Investors are familiar with the concept of a “Santa Claus” rally. In his Next Inning, however, Paul McWiliams looks at a less well-known seasonal pattern involving the Chinese New Year.
“With the growth of Asian consumerism we’ve seen a progressive shift in holiday shopping patterns.
“While the Christmas holiday shopping season still dominates these seasonal patterns, the Chinese New Year has significantly grown in importance during the last decade.
“Because there is not a fixed date for the Chinese New Year, it has caused some forecasters to misjudge its growing influence on seasonal production and shopping patterns.
“The Chinese New Year falls on the second new moon following the winter solstice. Chinese New Year celebrations tend to start about two weeks before the event and run for about two weeks following, with the final celebration called the Festival of Lanterns.
“For 2010, the Chinese New Year falls on February 14th and the Festival of Lanterns falls on February 28th. What makes this interesting is that in 2009, the New Year fell on January 26th.
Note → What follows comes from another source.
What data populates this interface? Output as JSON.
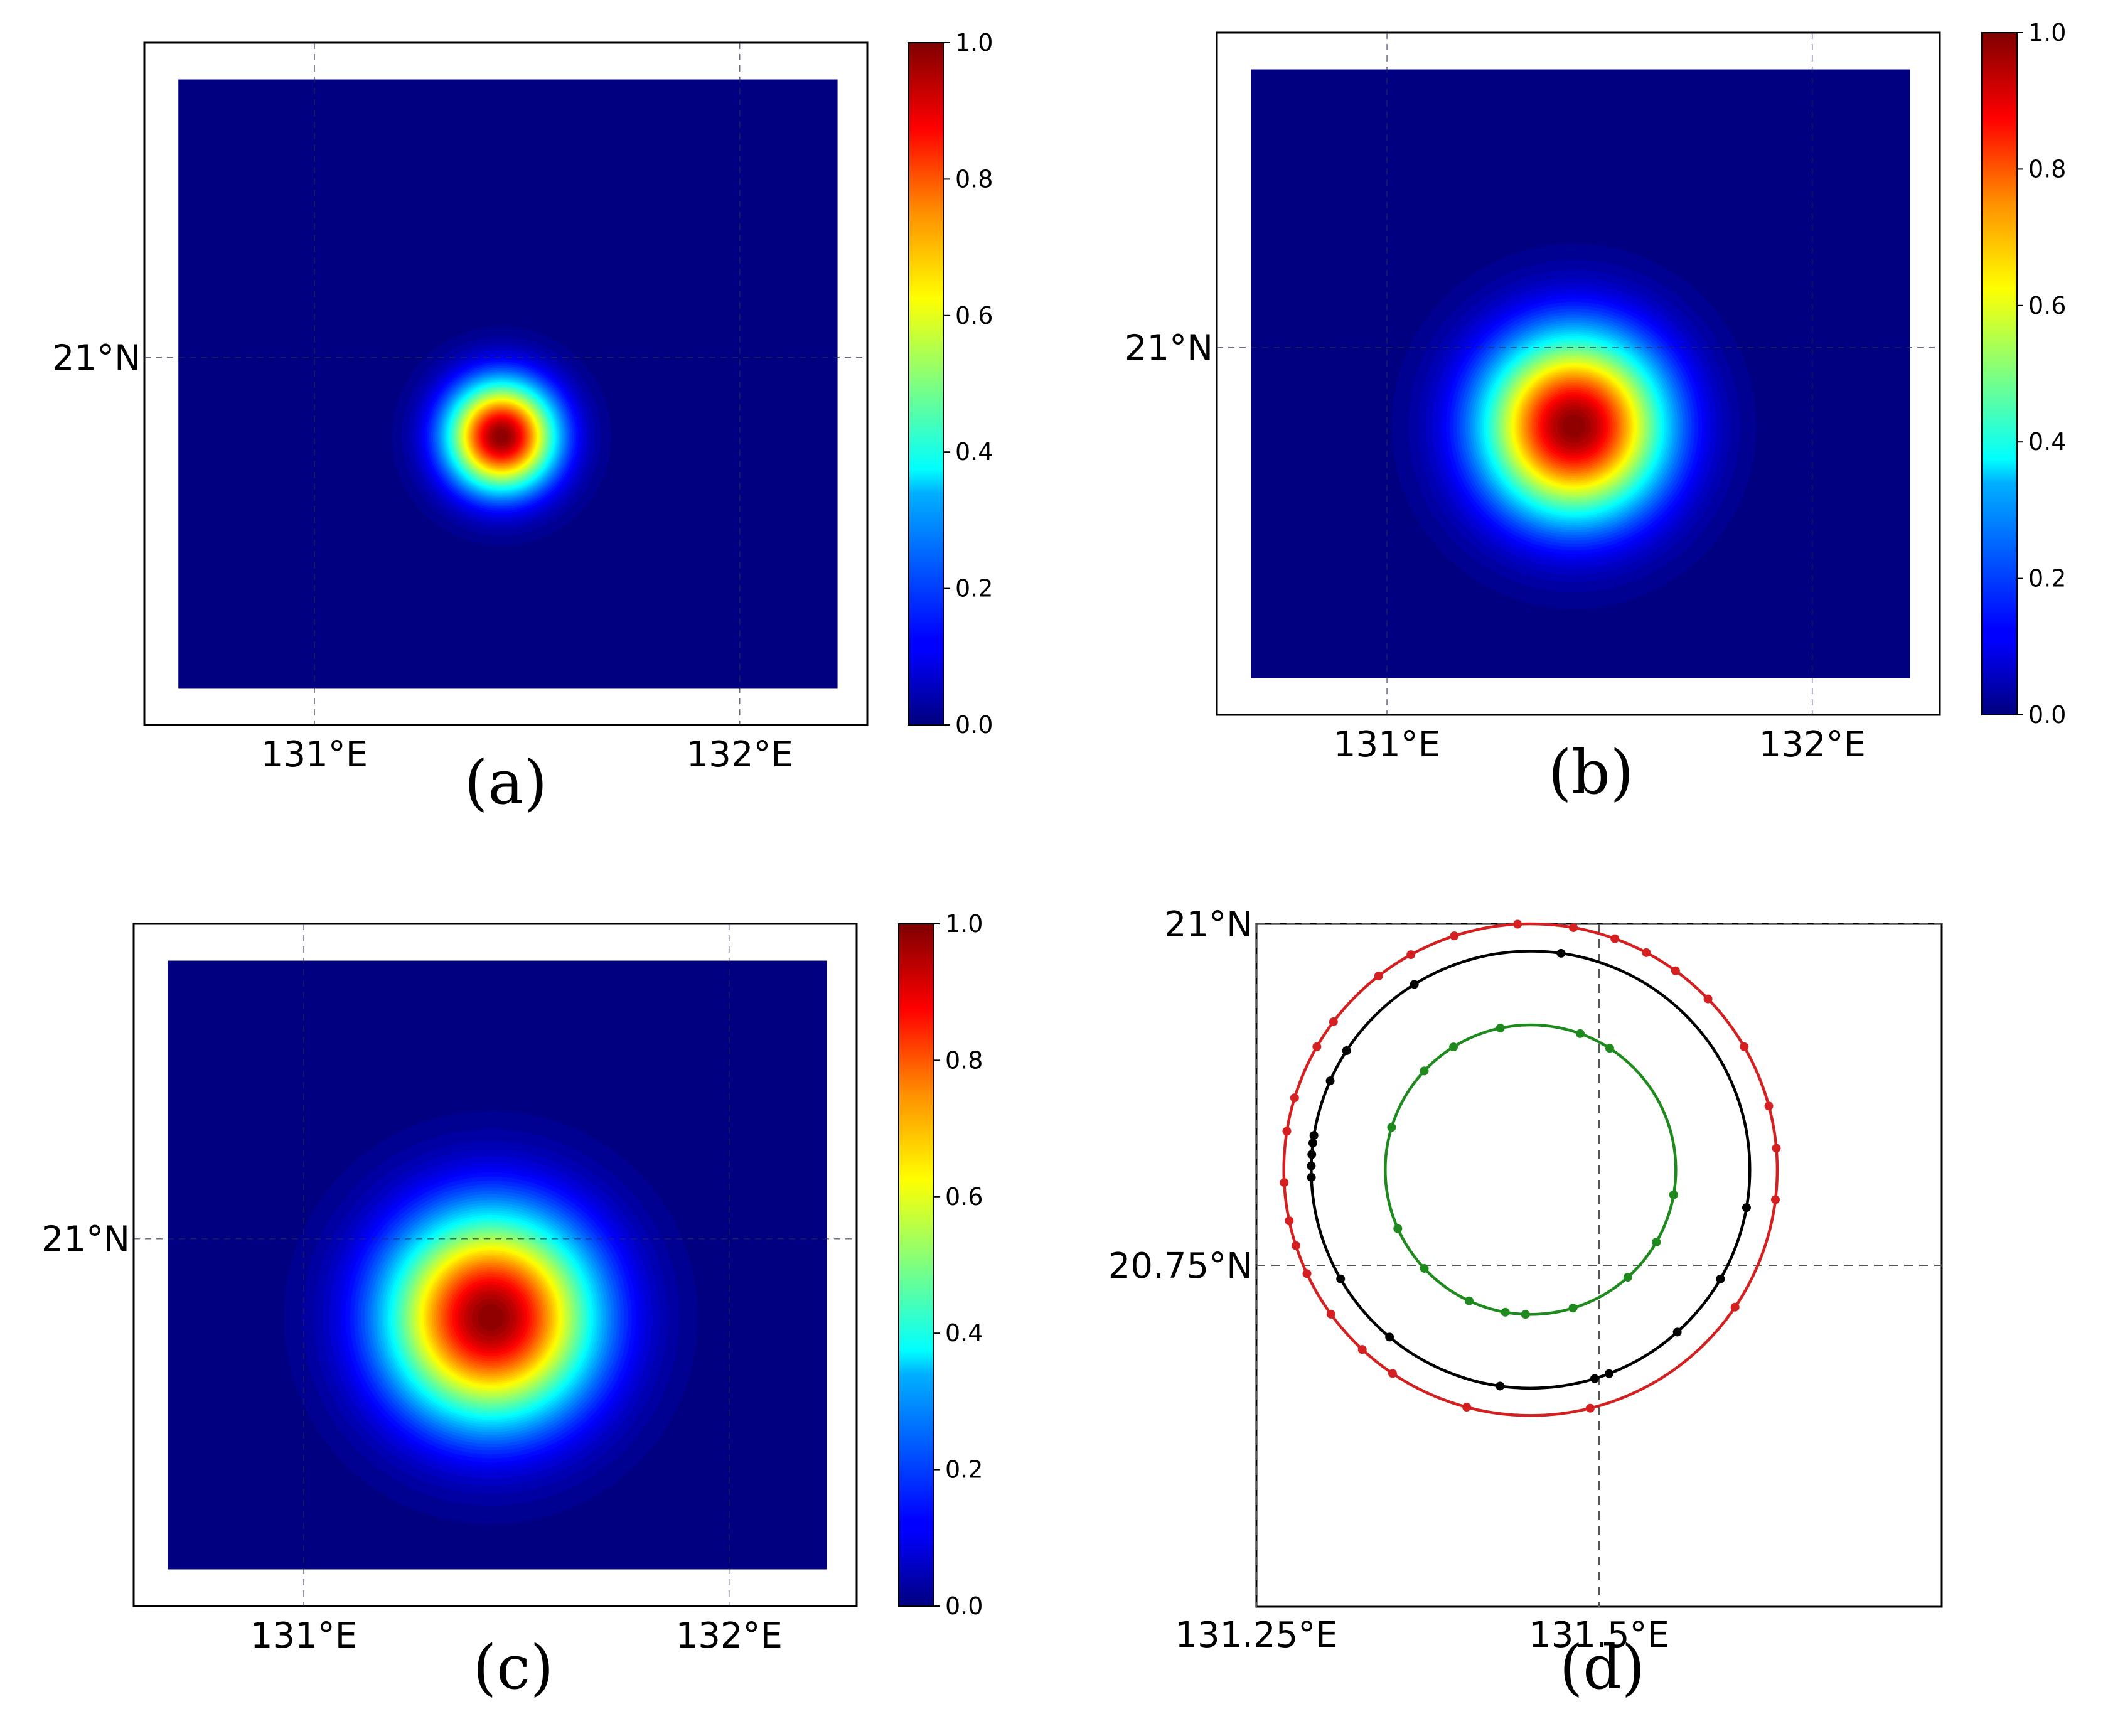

“This means that last year the New Year was predominately a January event that negatively impacted semiconductor sales that month due to company shut-downs during the holiday and this year it will be predominately a February event that will positively impact January semiconductor sales; particularly for consumer electronics, personal computers and smartphones.
“In addition to the moving schedule flip-flopping between January and February, the growing importance of the event has tended to level out late Q4 production. When the holiday shopping season was so absolutely dominated by Christmas, production tended to tail off in December.
“However, with the rapid expansion of consumerism in Asian countries and the growing need to build for their seasonally high demand, the demand pattern for December has improved notably.
“As we move closer to the end of the year I expect we’ll start to see some press coverage describing the moving impact of the Chinese New Year and, with it, some analysts surprised as to how strong demand is holding in December and January.
“I think there is a reasonable chance that this will match up nicely with expectations of a strong January earnings season and therefore provide us with a good rally catalyst in late December and/or early January.”